The decline of the Greek economy will surpass current expectations and will reach 5% this year, said the head of the Central Bank, quoted by Reuters. In March, the bank predicted 125-billion economy of Greece to shrink by 4.5% in 2012, having reported a decline of 6.9% last year. This is the fifth consecutive year of recession for the country, which has already received double international assistance. As yet another gap between expectations and realities of government in the economy.
At the annual meeting of the bank George Provopoulos, who is a member of the board of the European Central Bank called for strict adherence to fiscal reforms and commitments undertaken by Greece in exchange for emergency loans from the EU and the International Monetary Fund.
The central banker expects the current account deficit of Greece to shrink to 7.5% of GDP this year from 9.8% in March 2011 was forecast to shrink by 7%.
“The expected decline in labor costs per unit of output in 2012-13, along with projected trends in prices will lead to significant improvements in competitiveness and contribute to increased exports,” he said.
Provopoulos also warned that Greece’s membership in the euro area is at risk if it fails to fulfill its promises to its creditors, especially after the upcoming parliamentary elections. “If the elections to cast doubt about the intention of the new government and society to implement the program, the present favorable prospects will turn,” he notes.

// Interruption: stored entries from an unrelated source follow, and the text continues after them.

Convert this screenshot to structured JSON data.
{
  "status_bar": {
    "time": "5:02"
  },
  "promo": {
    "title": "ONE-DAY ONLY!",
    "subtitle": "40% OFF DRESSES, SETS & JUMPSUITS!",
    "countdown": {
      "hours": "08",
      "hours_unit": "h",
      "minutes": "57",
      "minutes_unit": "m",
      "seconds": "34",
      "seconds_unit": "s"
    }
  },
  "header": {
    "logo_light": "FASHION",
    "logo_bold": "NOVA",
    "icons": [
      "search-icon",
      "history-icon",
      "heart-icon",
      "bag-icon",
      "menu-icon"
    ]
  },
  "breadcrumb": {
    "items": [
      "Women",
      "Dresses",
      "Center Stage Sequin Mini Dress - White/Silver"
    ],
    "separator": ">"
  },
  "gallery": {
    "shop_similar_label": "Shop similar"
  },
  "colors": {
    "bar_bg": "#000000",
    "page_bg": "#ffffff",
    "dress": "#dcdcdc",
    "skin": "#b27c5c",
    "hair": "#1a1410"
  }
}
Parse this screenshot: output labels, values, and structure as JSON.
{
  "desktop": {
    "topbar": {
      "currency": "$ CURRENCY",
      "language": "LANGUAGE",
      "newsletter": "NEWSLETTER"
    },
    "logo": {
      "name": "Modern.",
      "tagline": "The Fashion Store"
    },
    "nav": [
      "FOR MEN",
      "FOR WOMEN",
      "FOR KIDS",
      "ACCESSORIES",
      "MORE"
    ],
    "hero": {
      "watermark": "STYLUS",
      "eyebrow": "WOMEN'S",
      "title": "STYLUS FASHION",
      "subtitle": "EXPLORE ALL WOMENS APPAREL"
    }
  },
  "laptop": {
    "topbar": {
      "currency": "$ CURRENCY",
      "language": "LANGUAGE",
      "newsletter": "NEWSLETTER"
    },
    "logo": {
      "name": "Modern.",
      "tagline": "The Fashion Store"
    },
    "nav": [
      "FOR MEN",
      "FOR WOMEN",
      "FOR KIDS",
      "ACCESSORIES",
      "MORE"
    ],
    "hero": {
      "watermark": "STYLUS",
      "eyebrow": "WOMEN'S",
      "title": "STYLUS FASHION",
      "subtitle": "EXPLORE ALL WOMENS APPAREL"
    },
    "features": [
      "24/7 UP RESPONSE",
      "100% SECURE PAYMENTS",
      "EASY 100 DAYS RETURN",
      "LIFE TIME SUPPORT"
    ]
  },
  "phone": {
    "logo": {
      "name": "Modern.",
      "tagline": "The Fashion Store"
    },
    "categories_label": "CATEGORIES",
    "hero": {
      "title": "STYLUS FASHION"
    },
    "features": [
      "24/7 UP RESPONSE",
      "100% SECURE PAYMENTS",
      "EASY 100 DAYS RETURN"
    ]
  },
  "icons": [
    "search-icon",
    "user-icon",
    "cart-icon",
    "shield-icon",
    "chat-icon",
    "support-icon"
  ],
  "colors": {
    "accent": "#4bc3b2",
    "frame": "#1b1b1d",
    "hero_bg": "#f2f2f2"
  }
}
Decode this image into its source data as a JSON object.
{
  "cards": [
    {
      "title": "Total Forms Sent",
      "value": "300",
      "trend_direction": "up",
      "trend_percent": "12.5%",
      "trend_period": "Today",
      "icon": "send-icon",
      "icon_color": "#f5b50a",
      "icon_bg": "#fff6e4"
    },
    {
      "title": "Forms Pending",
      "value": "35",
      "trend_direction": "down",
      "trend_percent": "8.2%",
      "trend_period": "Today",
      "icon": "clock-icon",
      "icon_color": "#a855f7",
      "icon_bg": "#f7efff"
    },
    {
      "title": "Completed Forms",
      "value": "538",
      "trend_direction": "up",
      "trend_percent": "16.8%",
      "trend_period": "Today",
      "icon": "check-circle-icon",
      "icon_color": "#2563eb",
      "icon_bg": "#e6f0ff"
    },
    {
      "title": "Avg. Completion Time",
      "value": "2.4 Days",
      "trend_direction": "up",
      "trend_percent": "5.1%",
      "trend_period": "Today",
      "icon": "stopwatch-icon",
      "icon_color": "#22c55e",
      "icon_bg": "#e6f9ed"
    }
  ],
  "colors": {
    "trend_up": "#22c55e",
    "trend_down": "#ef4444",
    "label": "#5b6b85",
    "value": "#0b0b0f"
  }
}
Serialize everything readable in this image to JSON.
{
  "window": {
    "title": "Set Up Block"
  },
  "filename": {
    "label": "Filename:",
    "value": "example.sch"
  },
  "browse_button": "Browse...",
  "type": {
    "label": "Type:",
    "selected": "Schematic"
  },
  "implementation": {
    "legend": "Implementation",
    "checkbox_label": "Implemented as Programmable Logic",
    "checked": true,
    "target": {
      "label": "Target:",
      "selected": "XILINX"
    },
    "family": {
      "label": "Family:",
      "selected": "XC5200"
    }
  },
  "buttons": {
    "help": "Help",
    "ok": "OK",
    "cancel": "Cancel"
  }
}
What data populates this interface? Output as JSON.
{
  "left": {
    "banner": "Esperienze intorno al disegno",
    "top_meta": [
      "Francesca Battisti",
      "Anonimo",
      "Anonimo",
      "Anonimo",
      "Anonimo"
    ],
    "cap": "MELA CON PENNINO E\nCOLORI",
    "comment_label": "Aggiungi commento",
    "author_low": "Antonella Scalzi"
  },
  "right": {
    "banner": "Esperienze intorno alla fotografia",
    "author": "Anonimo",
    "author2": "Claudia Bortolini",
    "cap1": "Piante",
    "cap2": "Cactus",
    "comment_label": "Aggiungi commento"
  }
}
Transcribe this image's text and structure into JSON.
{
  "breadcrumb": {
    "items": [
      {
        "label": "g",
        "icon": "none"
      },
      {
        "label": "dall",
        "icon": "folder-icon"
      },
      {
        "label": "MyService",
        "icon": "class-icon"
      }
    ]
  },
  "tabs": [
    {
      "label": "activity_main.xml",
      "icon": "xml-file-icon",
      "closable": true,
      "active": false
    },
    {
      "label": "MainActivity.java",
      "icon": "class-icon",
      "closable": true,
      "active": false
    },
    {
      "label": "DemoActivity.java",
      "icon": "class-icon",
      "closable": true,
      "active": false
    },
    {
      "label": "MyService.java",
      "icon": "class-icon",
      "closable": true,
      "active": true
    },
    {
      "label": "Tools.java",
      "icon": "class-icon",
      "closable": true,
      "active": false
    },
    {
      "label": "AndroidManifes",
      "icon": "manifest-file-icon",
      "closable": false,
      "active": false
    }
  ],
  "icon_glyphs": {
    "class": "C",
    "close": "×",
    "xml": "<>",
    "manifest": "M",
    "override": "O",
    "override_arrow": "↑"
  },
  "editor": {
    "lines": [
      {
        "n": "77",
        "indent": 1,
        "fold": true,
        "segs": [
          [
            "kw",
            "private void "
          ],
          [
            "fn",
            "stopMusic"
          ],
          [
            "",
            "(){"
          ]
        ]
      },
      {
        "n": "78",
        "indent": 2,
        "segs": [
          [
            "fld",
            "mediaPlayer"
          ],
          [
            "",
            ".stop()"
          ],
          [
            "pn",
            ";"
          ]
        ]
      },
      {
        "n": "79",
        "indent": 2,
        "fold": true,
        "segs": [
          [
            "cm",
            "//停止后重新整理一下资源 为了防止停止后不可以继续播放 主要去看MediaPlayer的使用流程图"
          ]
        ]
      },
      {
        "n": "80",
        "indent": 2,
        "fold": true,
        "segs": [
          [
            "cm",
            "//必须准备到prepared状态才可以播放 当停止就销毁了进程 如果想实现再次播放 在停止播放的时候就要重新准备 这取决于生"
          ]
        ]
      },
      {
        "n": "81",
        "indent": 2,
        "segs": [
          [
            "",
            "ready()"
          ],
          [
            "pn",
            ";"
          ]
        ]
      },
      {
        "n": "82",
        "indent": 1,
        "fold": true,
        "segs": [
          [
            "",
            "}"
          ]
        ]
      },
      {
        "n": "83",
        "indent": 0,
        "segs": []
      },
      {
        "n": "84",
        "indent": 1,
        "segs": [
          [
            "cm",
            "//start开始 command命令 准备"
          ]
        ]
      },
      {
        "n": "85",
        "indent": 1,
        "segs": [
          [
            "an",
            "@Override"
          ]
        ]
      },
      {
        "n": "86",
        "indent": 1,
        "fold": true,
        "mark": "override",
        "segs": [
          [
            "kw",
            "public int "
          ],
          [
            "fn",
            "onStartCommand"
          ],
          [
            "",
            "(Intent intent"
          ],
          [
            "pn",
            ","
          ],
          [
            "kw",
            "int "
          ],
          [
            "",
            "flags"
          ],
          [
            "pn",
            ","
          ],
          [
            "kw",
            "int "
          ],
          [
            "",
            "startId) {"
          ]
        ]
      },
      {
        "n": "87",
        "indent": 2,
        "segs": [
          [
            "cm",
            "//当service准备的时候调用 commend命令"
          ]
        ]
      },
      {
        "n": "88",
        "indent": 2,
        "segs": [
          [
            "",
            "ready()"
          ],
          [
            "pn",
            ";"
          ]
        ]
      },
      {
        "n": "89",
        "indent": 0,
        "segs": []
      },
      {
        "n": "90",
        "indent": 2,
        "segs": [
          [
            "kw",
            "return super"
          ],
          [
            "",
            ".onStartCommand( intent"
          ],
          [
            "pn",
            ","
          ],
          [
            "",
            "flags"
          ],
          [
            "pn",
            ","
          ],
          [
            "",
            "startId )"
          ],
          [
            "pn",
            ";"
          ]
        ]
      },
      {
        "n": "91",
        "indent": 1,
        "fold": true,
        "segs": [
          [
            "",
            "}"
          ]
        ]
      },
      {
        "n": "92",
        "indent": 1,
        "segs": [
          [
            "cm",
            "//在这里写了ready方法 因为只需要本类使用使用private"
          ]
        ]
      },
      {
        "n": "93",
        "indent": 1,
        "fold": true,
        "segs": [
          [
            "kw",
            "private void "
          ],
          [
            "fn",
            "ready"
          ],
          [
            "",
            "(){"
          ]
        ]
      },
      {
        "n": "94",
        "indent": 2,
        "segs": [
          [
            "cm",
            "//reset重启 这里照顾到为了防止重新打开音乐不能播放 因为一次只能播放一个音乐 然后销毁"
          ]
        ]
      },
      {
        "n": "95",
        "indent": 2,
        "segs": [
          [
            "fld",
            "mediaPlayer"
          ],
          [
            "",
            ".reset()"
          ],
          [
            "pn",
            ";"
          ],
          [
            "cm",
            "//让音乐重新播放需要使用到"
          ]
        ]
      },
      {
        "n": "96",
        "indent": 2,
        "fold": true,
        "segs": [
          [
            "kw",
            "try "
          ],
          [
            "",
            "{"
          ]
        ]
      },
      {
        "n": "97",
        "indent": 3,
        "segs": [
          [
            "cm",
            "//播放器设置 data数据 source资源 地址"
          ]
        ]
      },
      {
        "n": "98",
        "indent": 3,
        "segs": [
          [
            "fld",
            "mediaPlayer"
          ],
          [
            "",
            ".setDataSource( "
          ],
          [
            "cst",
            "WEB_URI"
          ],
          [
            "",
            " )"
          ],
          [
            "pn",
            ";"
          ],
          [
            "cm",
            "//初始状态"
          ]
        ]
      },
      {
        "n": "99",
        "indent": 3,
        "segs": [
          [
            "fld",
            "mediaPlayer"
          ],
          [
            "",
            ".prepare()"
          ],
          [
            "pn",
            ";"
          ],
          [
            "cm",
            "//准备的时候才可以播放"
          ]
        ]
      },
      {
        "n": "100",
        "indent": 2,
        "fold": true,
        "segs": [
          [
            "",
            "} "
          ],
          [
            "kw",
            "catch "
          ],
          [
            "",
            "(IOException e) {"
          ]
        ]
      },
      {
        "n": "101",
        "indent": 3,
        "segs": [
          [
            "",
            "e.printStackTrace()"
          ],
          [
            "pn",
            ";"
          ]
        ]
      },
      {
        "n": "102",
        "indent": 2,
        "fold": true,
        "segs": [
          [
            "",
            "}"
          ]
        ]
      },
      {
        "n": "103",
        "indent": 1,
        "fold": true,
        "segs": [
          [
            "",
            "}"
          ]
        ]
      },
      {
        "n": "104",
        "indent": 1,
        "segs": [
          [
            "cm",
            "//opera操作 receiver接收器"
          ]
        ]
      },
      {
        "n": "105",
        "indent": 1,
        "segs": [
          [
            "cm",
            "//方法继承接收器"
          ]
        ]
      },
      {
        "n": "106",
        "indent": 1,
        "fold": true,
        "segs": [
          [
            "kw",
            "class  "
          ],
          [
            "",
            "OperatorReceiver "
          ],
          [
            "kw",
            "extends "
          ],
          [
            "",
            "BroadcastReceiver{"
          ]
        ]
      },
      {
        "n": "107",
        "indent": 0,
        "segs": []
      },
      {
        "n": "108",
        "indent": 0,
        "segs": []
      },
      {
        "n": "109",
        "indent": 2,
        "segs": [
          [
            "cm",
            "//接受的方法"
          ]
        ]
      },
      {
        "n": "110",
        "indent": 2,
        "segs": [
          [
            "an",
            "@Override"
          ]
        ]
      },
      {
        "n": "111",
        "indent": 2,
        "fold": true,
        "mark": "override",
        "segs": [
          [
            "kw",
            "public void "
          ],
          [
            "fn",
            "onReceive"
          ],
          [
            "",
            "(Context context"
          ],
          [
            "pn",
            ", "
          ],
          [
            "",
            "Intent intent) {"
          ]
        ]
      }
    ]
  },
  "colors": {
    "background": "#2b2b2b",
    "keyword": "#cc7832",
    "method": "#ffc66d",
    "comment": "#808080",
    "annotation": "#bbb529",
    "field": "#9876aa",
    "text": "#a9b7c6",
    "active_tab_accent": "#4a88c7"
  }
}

The Greeks will elect their new government on May 6, according to recent sociologic studies – two major parties of the ruling coalition now – PASOK and New Democracy would only secure a parliamentary majority. Whoever wins will have to agree to further cuts costs by 5.5% of GDP or 11 billion for 2013-2014, and to provide another 3 billion through improved tax collection. These are the latest requirements of the IMF to continue granting financial assistance to the country.